Genç bayan doğal olarak önce şaka yapıldığını zannetmiş. Çünkü sizin de tahmin edeceğiniz gibi mezun olmuş olduğu "matematik-bilgisayar" bölümü ile bu soruların uzaktan yakından hiçbir ilgisi yok.
*
Haberi okuduğumda "Ya gerçekten Ergenekon isimli örgüte üye olduğu iddiası ile tutuklanmış olan subaylardan veya generallerden birinin kızı olsaydı?"
sorusunu sordum kendi kendime.
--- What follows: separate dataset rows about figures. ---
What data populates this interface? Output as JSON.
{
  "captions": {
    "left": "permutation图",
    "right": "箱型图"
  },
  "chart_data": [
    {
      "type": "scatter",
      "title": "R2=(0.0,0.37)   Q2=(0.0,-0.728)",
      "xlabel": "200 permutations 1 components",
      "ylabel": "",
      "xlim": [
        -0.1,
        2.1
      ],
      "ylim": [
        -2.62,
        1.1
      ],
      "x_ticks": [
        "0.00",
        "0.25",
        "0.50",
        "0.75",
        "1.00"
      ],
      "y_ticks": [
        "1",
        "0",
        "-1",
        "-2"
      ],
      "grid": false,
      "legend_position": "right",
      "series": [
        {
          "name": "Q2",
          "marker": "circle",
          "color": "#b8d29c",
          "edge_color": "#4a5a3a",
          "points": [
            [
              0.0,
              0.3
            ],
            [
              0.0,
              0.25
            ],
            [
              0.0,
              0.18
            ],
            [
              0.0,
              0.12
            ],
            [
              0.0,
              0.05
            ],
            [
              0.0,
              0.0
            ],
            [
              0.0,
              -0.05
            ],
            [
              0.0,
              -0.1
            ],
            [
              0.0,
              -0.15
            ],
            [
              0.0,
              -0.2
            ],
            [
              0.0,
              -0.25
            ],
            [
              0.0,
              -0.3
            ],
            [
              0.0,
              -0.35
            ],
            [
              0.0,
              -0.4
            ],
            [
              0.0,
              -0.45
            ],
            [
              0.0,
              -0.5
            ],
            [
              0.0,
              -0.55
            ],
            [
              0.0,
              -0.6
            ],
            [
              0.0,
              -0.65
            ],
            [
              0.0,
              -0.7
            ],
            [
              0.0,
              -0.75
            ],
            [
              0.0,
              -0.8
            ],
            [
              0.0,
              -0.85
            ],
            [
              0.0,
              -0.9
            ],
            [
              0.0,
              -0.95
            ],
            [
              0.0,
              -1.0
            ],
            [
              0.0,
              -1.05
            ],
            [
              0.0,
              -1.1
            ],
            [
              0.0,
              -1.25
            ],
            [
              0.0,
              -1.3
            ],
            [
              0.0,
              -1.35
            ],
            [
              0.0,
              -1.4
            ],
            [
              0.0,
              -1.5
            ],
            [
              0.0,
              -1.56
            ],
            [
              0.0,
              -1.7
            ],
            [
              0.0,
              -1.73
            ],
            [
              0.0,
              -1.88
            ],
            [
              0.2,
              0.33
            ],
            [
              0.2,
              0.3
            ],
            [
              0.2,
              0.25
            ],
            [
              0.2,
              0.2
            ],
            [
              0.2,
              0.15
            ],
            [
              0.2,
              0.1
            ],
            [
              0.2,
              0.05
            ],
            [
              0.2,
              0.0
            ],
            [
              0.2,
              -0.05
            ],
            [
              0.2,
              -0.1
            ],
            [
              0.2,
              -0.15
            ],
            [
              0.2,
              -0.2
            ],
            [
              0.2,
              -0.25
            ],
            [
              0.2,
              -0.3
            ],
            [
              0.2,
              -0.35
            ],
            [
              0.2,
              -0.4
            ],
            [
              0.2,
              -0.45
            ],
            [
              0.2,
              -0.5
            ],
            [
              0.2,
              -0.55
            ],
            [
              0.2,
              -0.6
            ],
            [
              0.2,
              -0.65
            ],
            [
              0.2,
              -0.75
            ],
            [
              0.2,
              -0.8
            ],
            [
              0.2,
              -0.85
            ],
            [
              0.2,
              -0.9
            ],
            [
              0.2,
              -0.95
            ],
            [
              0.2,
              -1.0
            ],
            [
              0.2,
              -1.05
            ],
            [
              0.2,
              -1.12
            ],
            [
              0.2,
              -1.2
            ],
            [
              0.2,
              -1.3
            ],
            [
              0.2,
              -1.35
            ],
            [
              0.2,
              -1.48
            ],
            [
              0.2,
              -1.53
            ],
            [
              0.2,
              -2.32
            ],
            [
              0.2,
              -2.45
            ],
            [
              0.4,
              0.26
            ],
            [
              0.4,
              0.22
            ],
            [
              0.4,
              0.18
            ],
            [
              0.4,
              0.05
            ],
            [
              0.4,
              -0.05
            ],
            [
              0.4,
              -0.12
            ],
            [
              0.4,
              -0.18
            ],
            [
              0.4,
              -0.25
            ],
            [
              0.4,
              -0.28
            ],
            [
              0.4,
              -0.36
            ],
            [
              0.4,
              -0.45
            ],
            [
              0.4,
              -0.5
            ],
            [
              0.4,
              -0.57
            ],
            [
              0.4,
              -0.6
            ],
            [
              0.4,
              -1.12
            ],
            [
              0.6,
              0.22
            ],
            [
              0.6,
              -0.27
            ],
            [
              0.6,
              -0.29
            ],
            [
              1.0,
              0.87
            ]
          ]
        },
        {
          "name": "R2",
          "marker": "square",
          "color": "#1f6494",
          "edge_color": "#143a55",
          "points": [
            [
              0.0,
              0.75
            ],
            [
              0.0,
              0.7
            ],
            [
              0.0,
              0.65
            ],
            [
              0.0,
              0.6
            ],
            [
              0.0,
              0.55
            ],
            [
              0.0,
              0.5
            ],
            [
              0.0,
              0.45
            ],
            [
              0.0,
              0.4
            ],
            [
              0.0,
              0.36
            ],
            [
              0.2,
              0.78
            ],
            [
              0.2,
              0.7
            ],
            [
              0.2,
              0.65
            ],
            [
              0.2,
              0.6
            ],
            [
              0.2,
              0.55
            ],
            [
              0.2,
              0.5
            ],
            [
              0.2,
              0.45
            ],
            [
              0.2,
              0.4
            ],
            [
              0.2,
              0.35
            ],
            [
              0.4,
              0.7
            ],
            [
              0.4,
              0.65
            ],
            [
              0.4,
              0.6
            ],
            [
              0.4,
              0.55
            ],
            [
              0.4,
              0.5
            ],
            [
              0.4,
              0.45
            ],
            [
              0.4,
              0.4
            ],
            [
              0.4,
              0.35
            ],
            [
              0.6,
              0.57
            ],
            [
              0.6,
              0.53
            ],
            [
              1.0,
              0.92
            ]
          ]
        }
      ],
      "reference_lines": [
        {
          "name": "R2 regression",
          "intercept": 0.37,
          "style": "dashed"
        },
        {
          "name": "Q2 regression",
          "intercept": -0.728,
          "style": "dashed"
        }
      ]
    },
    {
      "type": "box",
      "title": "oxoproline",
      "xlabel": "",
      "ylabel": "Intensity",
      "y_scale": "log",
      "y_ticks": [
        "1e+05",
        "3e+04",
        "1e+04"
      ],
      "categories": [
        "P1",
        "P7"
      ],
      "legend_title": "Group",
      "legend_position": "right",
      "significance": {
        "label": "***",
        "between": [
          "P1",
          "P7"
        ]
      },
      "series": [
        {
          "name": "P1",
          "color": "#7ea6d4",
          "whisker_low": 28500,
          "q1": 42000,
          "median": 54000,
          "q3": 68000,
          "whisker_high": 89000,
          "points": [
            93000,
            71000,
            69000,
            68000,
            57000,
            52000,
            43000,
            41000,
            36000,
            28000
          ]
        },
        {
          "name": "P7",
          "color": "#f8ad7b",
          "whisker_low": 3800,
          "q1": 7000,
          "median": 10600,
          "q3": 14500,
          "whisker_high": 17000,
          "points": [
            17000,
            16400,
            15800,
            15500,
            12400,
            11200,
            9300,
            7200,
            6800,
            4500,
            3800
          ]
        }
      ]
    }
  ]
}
Düşüncesi bile bir an beni dehşete düşürmeye yetti.
Velev ki öyle olsa? Tutuklu bulunan askerlerimizin suçları dahi kesinleşmiş değil. Hatta birçoğu henüz yargılanmadılar bile...
Kimsenin, hele bir de genç bir bayanı bu şekilde ailesi hakkında akıl almaz sorular sorarak küçük düşürmeye hakkı olamaz. Asker kızı veya oğlu olmanın gururunu yıllarca taşıyan bu insanlar, nasıl olurda şimdi böyle bir muameleye maruz kalırlar?
Sevgili okurlar, Türkiye'de inanılmaz olaylar olmakta. Hani, 'inanılmaz ama gerçek' denir ya, işte aynen öyle...
Öylesine karamsar bir toplum olduk ki kimsenin yüzü gülmüyor. İşçisi gülmüyor, memuru gülmüyor, çiftçisi gülmüyor, doktoru gülmüyor, öğretmeni gülmüyor, öğrencisi gülmüyor, askeri gülmüyor, asker kızı-oğlu gülmüyor...
İşsizlik diz boyuyken iş bulmaya çalışan gençlere sorulan sorular, sanki insanlarla alay eder gibi. Benim de halamın eşi emekli albay. Allah muhtaç etmesin ya, iş aramak zorunda kalır da eniştem ile ilgili böyle sorularla karşılaşırsam?
İnanın kırk yıl düşünsem eniştemin başıma dert olacağı aklıma gelmemişti.